The nuclear monopoly provided tantalising political possibilities which Truman was willing to exploit whilst the going was good. The timing and manner of the announcement of the successful Trinity Test was discussed by Truman and Churchill during a break at the Potsdam Conference. Truman mused, ‘I think. I had best just tell him after one of our meetings that we have an entirely novel form of bomb, something quite out of the ordinary, which we think will have decisive effects upon the Japanese will to continue the war’. Churchill agreed, albeit with some deep-seated concerns as he contemplated the ever growing economic and military power of the U.S. vis-a-vis the declining power of Great Britain. Whilst the nineteenth-century had belonged to the British, the twentieth-century unquestionably belonged to the Americans.

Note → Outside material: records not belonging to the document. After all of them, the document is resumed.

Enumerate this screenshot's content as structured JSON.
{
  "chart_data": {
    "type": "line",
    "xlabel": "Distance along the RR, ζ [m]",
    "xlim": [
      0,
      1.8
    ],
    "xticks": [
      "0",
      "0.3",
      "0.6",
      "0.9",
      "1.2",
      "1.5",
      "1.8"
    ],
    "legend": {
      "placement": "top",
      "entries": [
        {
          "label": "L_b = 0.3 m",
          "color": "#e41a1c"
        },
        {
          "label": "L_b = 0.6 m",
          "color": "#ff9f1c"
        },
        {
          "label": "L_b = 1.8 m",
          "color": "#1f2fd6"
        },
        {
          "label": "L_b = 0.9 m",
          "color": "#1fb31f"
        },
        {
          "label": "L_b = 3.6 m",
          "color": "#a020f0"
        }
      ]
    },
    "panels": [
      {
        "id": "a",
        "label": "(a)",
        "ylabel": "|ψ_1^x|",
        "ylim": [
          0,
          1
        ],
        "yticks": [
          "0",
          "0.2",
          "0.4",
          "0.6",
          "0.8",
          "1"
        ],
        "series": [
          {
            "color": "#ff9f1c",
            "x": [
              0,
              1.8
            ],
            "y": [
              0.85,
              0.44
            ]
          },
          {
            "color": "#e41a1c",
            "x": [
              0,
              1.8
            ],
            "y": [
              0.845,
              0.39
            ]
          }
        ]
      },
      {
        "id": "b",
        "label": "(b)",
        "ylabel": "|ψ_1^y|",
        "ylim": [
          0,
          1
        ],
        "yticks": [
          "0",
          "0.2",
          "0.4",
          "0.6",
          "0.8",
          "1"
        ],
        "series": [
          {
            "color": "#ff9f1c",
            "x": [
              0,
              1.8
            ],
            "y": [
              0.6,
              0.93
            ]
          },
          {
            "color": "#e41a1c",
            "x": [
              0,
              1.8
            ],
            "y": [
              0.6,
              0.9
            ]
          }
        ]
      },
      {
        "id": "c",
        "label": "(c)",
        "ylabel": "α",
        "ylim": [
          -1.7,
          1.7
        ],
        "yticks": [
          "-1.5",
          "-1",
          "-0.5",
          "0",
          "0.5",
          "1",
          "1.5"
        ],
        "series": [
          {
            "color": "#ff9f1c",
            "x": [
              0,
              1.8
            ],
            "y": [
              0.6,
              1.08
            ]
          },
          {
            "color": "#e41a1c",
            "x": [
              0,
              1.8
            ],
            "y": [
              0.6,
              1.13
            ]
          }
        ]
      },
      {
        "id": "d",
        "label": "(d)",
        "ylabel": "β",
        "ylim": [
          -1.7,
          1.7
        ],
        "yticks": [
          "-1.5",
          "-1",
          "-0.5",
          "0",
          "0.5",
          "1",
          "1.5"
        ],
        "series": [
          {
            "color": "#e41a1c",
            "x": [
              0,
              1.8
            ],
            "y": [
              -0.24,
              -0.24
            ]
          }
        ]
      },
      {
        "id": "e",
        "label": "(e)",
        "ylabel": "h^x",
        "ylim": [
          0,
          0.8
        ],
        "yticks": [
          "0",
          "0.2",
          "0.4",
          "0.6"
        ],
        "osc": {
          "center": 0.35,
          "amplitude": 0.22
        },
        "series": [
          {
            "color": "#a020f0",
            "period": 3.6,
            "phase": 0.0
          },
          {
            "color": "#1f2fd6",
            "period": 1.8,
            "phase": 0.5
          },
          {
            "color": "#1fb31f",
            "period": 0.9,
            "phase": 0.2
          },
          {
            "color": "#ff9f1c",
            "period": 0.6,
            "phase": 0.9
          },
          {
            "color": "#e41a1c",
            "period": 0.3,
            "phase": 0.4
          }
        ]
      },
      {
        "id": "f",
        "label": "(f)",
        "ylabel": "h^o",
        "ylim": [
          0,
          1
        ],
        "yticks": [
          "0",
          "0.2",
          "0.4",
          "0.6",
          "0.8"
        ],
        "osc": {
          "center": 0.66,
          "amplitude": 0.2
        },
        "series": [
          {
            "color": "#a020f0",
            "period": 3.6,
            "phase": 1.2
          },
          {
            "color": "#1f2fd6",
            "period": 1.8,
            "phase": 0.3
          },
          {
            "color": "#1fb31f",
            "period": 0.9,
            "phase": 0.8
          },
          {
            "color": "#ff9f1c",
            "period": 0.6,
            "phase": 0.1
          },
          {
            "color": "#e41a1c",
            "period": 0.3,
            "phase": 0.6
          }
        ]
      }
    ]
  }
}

After a particularly difficult and combative session on 24 July 1945, Truman casually sauntered over to where Stalin was sitting. Churchill knew what was going to happen and was determined to catch not just every word, but also the Soviet Dictator’s reaction. Speaking through Vladimir Pavlov (Stalin’s interpreter), Truman casually stated that America now possessed ‘a weapon of unusual destructive force’. Equally casually, Stalin replied, ‘Glad to hear it. I hope you will make good use of it against the Japanese’. Churchill later recalled the encounter, stating:
I was sure that Stalin had no idea of the significance of what he was being told… If he had had the slightest idea of the revolution in world affairs which was in progress his reactions would have been obvious. Nothing would have been easier for him to say, “Thank you so much for telling me about your new bomb. I of course have no technical knowledge. May I send my expert in these nuclear sciences to see your expert tomorrow morning?” But his face remained gay and genial and the talk between these two potentates soon came to an end. As we were waiting for our cars I found myself near Truman. “How did it go?’ I asked. “He never asked a question”, he replied.

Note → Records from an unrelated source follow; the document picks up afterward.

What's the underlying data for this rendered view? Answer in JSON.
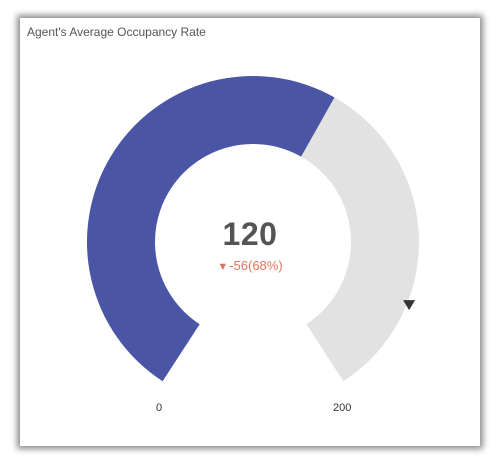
{
  "chart_data": {
    "type": "gauge",
    "title": "Agent's Average Occupancy Rate",
    "value": 120,
    "value_label": "120",
    "min": 0,
    "max": 200,
    "min_label": "0",
    "max_label": "200",
    "target": 176,
    "delta_label": "-56(68%)",
    "delta_direction": "down",
    "colors": {
      "value": "#4b55a5",
      "track": "#e2e2e2",
      "delta": "#e0735c",
      "target_marker": "#333333"
    }
  }
}
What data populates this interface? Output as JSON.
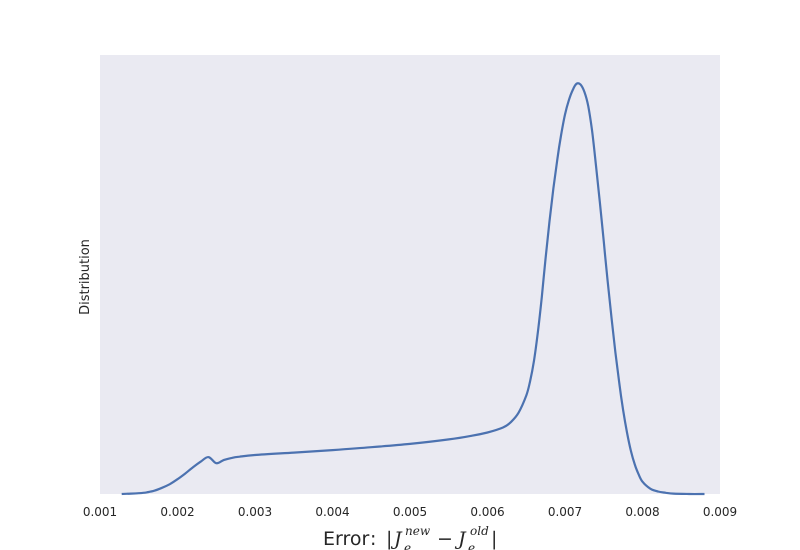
{
  "chart_data": {
    "type": "line",
    "kind": "kde",
    "ylabel": "Distribution",
    "xlabel": {
      "prefix": "Error",
      "colon": ":",
      "bar_open": "|",
      "bar_close": "|",
      "j": "J",
      "sub": "e",
      "sup_new": "new",
      "minus": "−",
      "sup_old": "old"
    },
    "xlim": [
      0.001,
      0.009
    ],
    "ylim": [
      0,
      1.07
    ],
    "grid": false,
    "yticks_visible": false,
    "background": "#eaeaf2",
    "line_color": "#4c72b0",
    "xtick_labels": [
      "0.001",
      "0.002",
      "0.003",
      "0.004",
      "0.005",
      "0.006",
      "0.007",
      "0.008",
      "0.009"
    ],
    "series": [
      {
        "x": [
          0.00128,
          0.0014,
          0.0015,
          0.0016,
          0.0017,
          0.0018,
          0.0019,
          0.002,
          0.0021,
          0.0022,
          0.0023,
          0.0024,
          0.0025,
          0.0026,
          0.0027,
          0.0028,
          0.003,
          0.0035,
          0.004,
          0.0045,
          0.005,
          0.0055,
          0.0058,
          0.006,
          0.0062,
          0.0063,
          0.0064,
          0.0065,
          0.00655,
          0.0066,
          0.00665,
          0.0067,
          0.00675,
          0.0068,
          0.00685,
          0.0069,
          0.00695,
          0.007,
          0.00705,
          0.0071,
          0.00715,
          0.0072,
          0.00725,
          0.0073,
          0.00735,
          0.0074,
          0.00745,
          0.0075,
          0.00755,
          0.0076,
          0.00765,
          0.0077,
          0.00775,
          0.0078,
          0.00785,
          0.0079,
          0.00795,
          0.008,
          0.0081,
          0.0082,
          0.0083,
          0.0084,
          0.0086,
          0.0088
        ],
        "y": [
          0.0,
          0.001,
          0.002,
          0.004,
          0.008,
          0.015,
          0.024,
          0.036,
          0.05,
          0.065,
          0.079,
          0.09,
          0.075,
          0.083,
          0.088,
          0.091,
          0.095,
          0.101,
          0.107,
          0.114,
          0.122,
          0.133,
          0.142,
          0.15,
          0.162,
          0.175,
          0.198,
          0.24,
          0.275,
          0.325,
          0.395,
          0.48,
          0.575,
          0.665,
          0.745,
          0.815,
          0.875,
          0.925,
          0.96,
          0.985,
          1.0,
          0.998,
          0.98,
          0.945,
          0.885,
          0.8,
          0.71,
          0.615,
          0.52,
          0.43,
          0.345,
          0.27,
          0.205,
          0.15,
          0.105,
          0.072,
          0.048,
          0.03,
          0.013,
          0.006,
          0.003,
          0.001,
          0.0,
          0.0
        ]
      }
    ]
  }
}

Both Churchill and Truman had completely underestimated Stalin. His apparent indifference was nothing but a ploy. Thanks to his spy network, he knew considerably more about the Manhattan Project than the American President. Later that evening, Stalin conferred with Molotov about Truman’s disclosure. Molotov reacted decisively by saying, ‘We’ll have to talk it over with Kurchatov and get him to speed things up’. Later, the actual deployment of nuclear weapons against Japan served to further accelerate the Soviet research programme. The nuclear arms race was now under way. The Cold War had begun in earnest, Berlin would be its focal point in Europe.

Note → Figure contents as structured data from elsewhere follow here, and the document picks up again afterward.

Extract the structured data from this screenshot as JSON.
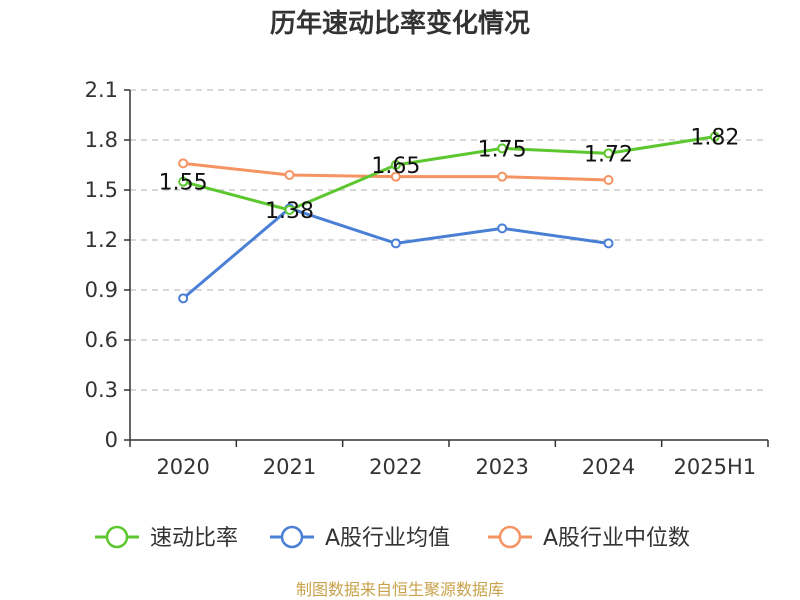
{
  "chart_data": {
    "type": "line",
    "title": "历年速动比率变化情况",
    "categories": [
      "2020",
      "2021",
      "2022",
      "2023",
      "2024",
      "2025H1"
    ],
    "yticks": [
      "0",
      "0.3",
      "0.6",
      "0.9",
      "1.2",
      "1.5",
      "1.8",
      "2.1"
    ],
    "ylim": [
      0,
      2.1
    ],
    "grid": true,
    "legend_position": "bottom",
    "series": [
      {
        "name": "速动比率",
        "color": "#5cc72e",
        "values": [
          1.55,
          1.38,
          1.65,
          1.75,
          1.72,
          1.82
        ],
        "labels": [
          "1.55",
          "1.38",
          "1.65",
          "1.75",
          "1.72",
          "1.82"
        ]
      },
      {
        "name": "A股行业均值",
        "color": "#4a7fd6",
        "values": [
          0.85,
          1.39,
          1.18,
          1.27,
          1.18,
          null
        ]
      },
      {
        "name": "A股行业中位数",
        "color": "#f59462",
        "values": [
          1.66,
          1.59,
          1.58,
          1.58,
          1.56,
          null
        ]
      }
    ],
    "source": "制图数据来自恒生聚源数据库"
  }
}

After Potsdam, the Grand-Alliance disintegrated as relations between the former comrades-in-arms soured. There was little if any common ground with which to form a basis of mutual understanding. Indeed, Stalin’s policy of ‘tenacity and steadfastness’ contributed greatly to the vortex of mistrust that was destroying any hopes of future cooperation between the occupying powers. The role of nuclear weapons in this process was ‘subtle, but not unimportant’. Stalin once remarked that, ‘Atomic bombs are meant to frighten those with weak nerves’. By remaining steadfast, he appeared strong. In reality this amounted to a resounding ‘Nyet’ to every proposal put forward by the Americans and British. In Berlin, this meant the end of any active cooperation between the occupying powers.